È accettabile che un organismo delicato come la Commissione Esteri del Senato italiano sia guidato da un fiero supporter di Putin e della sua guerra all'Ucraina, apertamente ostile alla linea del governo italiano, dell'Ue e della Nato?
La questione è aperta, e in Parlamento la spinta per liberare una postazione così delicata dal grillino filo-russo Vito Petrocelli, che ha legami affettuosi con Mosca (oltre che con Pechino) e pochi giorni fa ha votato contro la risoluzione di maggioranza sulla guerra in Ucraina, cresce di ora in ora. Il redde rationem è fissato per questo pomeriggio, alle 15, quando si riunirà l'ufficio di presidenza della Commissione di Palazzo Madama. Non sarà una riunione ordinaria: alla seduta parteciperanno i capigruppo di tutti i partiti ma anche pezzi da novanta della politica estera come Pierferdinando Casini, che ha guidato lo stesso organismo, e l'ex premier Mario Monti.

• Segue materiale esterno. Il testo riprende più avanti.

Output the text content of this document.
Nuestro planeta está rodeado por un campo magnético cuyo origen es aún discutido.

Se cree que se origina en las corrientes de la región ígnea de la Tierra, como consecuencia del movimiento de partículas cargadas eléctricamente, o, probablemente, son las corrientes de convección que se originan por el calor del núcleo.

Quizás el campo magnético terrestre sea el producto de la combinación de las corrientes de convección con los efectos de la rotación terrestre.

E sul tavolo ci sarà la richiesta di dimissioni, ma anche un ipotesi di compromesso: Petrocelli, chiede il Pd con il capogruppo Alessandro Alfieri, prenda carta e penna disdica immediatamente il protocollo di intesa con la commissione Esteri della Duma putiniana, da lui sottoscritto durante uno dei suoi numerosi pellegrinaggi alla corte del Cremlino, per «dimostrare con chiarezza che sta con le democrazie occidentali e non con la dittatura russa». Un gesto simbolico, che anche M5s (che non vuol perdere la poltrona) lo spinge a fare. Non a caso il redivivo Giuseppe Conte, da un po' sparito dai radar politici, è rispuntato ieri per assicurare che «non succederà nulla» e che il prode Petrocelli resterà sereno al suo posto, anche se «è giusto, in un contesto del genere, riprendere in considerazione alcuni accordi di collaborazione oggi non più attuali».
Del resto, quegli accordi con Putin furono pienamente avallati dal suo governo, che si spendeva animatamente per l'annullamento di ogni sanzione alla Russia e per una vicinanza strategica tra l'Italia e le principali autocrazie di Mosca e Pechino, in barba all'Occidente, e che autorizzò colonne militari russe a scorrazzare per l'Italia in piena pandemia. Oggi Conte e M5s sono stati costretti alla retromarcia, ma M5s è spaccato tra filo-occidentali e filo-putinisti, e il leader cerca di tenere insieme capra e cavoli, evitando la gogna delle dimissioni a Petrocelli. Il quale, del resto, non vuole assolutamente perdere i galloni e gli extra (anche monetari) da presidente, e dunque sarebbe in procinto di accettare la condizione e cancellare il protocollo pur di restare al proprio posto. Ma «si tratta di una condizione necessaria ma non sufficiente», dice la capogruppo di Italia viva Laura Garavini. «Poniamo che, come probabile, Petrocelli dica di sì per salvare la poltrona: tra un paio di settimane, quando arriveranno al nostro esame di decreti sulla guerra in Ucraina, come voterà? Non possiamo mantenere in quel posto chiave un presidente che non è assolutamente di garanzia». I renziani, con altri gruppi, sono pronti a «boicottare il funzionamento della Commissione», non partecipando alle sedute. E propongono anche di rivolgersi alla presidente del Senato Casellati per chiederle di sciogliere la commissione, visto che non è possibile, per regolamento, sfiduciare un presidente di commissione.
Il Pd non scarta l'opzione e dice che «la disdetta del protocollo sarebbe un primo segnale che ha capito la gravità della situazione». Ma se oggi Petrocelli, come probabile, si piegherà per salvare la cadrega, l'imbarazzante scandalo del presidente filo-russo rischia di riproporsi presto.